C’est en France qu’une étude, publiée la semaine dernière sur Environmental Health Perspectives, affirme que le Bisphénol S (aussi appelé BPS) est plus dangereux que le Bisphénol A (BPA). Des tests ont été effectués sur des porcelets (l’Homme et le porc ont des fonctions gastro-intestinales semblables).

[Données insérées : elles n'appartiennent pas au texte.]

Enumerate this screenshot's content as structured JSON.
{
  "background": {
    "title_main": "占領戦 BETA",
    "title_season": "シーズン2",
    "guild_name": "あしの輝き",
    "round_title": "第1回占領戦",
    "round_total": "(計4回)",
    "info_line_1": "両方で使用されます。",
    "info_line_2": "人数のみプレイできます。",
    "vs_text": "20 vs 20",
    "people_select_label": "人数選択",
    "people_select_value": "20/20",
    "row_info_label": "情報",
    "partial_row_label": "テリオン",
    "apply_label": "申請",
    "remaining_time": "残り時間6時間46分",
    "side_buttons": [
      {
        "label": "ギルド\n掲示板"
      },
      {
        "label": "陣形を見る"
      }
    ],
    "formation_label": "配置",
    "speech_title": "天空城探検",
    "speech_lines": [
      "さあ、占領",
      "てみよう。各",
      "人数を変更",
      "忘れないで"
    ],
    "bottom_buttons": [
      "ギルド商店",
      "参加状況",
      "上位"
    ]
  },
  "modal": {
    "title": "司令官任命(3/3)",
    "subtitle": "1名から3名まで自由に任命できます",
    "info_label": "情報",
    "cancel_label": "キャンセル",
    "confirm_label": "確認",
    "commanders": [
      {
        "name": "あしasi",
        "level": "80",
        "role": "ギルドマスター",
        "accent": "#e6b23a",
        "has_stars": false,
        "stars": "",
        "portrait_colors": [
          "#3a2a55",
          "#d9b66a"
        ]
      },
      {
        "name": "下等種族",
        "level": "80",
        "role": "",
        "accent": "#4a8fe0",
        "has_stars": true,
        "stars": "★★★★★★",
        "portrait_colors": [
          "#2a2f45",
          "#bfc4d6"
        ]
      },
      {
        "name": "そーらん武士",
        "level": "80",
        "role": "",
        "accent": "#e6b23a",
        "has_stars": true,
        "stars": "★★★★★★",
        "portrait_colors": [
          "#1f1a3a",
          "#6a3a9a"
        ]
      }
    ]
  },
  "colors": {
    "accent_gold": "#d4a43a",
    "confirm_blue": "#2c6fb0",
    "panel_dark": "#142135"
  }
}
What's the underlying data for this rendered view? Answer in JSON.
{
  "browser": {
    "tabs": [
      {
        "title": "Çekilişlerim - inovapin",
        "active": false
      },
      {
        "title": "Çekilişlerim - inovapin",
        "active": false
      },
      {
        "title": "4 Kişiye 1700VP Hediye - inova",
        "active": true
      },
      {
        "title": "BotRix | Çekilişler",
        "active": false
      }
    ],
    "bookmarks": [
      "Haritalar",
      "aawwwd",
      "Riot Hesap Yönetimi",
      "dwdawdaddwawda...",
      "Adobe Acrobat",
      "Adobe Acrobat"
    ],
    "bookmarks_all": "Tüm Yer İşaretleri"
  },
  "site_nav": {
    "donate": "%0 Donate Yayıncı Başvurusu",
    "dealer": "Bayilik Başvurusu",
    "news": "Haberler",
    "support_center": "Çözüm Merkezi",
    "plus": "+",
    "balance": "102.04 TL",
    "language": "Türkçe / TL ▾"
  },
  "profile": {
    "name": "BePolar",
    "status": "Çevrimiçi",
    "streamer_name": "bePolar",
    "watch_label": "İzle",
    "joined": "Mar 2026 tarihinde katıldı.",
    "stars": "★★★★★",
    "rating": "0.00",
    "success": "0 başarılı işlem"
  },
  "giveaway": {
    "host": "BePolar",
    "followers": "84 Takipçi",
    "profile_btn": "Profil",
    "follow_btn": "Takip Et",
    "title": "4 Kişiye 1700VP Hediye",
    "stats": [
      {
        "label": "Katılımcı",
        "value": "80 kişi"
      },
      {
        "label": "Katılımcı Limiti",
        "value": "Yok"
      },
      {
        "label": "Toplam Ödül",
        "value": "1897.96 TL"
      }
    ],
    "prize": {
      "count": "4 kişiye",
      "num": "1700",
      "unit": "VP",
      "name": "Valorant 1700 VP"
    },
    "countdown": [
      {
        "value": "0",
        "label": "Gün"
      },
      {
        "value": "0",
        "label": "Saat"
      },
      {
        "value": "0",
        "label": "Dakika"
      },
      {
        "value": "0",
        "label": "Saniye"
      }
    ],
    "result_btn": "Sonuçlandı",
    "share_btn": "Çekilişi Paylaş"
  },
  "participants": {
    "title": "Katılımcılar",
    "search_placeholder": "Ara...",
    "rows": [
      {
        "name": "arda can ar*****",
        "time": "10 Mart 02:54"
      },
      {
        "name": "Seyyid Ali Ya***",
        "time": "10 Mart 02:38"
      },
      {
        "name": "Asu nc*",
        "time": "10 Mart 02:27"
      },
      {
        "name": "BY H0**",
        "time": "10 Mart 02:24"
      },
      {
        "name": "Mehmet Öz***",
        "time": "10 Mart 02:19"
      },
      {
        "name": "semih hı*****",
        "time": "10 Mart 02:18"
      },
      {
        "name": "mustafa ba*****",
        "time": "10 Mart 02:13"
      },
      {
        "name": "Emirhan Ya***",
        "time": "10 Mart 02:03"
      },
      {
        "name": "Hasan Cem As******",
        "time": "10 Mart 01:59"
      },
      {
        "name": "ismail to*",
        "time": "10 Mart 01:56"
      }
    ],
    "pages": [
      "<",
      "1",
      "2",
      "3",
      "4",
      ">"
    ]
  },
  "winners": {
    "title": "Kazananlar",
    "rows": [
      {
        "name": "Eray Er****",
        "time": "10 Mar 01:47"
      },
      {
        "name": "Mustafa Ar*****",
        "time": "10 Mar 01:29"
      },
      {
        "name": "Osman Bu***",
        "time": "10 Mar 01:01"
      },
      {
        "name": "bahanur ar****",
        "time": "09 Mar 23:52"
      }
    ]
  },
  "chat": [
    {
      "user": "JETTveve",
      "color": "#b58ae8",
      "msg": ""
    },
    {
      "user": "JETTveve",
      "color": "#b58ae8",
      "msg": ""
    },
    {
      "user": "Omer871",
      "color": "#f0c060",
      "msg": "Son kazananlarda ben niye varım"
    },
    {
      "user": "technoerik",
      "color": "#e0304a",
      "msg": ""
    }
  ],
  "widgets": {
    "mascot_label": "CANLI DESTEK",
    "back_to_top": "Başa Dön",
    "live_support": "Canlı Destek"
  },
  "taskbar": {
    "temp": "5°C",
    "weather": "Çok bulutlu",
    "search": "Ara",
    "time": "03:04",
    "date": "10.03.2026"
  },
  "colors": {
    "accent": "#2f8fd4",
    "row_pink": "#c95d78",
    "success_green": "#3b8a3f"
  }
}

En effet, d’après cette étude, le BPS reste stocké dans l’organisme de façon plus importante et à une quantité supérieure au BPA. Le taux de BPS concentré dans le sang est donc 250 fois plus conséquent pour une même quantité ingérée. Si rien ne prouve à 100% que le BPS a des effets similaires chez l’Homme, sa proximité avec le porc d’un point de vue gastrique montre tout de même que le BPS peut avoir des effets néfastes sur notre corps.

Une possible menace déjà dénoncée quelques années plus tôt

L’ECHA (Agence européenne des produits chimiques) avait qualifié en 2017 le BPA comme une « substance extrêmement préoccupante » qui pouvait nuire à « la fertilité, causer des lésions oculaires graves et une réaction allergique de la peau ou provoquer une irritation des voies respiratoires » à la suite de son interdiction.

Toujours la même année, c’est l’ANSES (Agence nationale de sécurité sanitaire de l’alimentation, de l’environnement et du travail) qui avait expliqué son inquiétude en montrant tout d’abord les dangers du bisphénol A mais aussi de toutes ses alternatives utilisées pour le substituer. C’est ainsi que les bisphénols S, M, B, AB, AF, F et BADGE auraient une structure chimique commune qui provoquerait une activité œstrogénique dangereuse pour l’homme.

Encore une fois, si le manque de preuves ne permet pas de certifier complètement la dangerosité de la famille du Bisphénol, il faut quand même constater que plusieurs agences et laboratoires ont déjà averti de sa menace.

Où trouver du Bisphénol et comment l’éviter ?

Avant l’interdiction du BPA, ce dernier était beaucoup utilisé dans les contenants alimentaires et les biberons. Ces derniers sont désormais composés de Bisphénol S. La famille du Bisphénol est principalement utilisée dans la fabrication des plastiques durs et transparents (bouteilles pouvant être réutilisées par exemple ainsi que sur les CD et les DVD). Elle est aussi exploitée dans les résines qui recouvrent l’intérieur des boîtes de conserve et des canettes. On peut aussi en trouver dans les papiers thermiques, notamment les tickets de caisse, où elle est utilisée comme « révélateur » de l’impression.

Si vous souhaitez repérer, et ainsi éviter, le bisphénol A, sachez qu’il est indiqué par des chiffres situés à l’intérieur d’un triangle (les plus dangereux seraient le chiffre 3 qui se référeraient au PVC et le chiffre 7 qui correspondraient au polycarbonate). Le mieux est donc de privilégier d’autres matières pour les contenants alimentaires, comme les biberons en verre pour protéger votre enfant. Ainsi vous limiterez l’usage des produits contenant du Bisphénol S.

Considéré comme un perturbateur endocrinien, tout comme le BPA, le Bisphénol S peut donc avoir des effets néfastes sur notre santé. Si rien n’est encore prouvé scientifiquement, il faut tout de même faire en sorte de s’en éloigner le plus possible jusqu’à sa possible interdiction.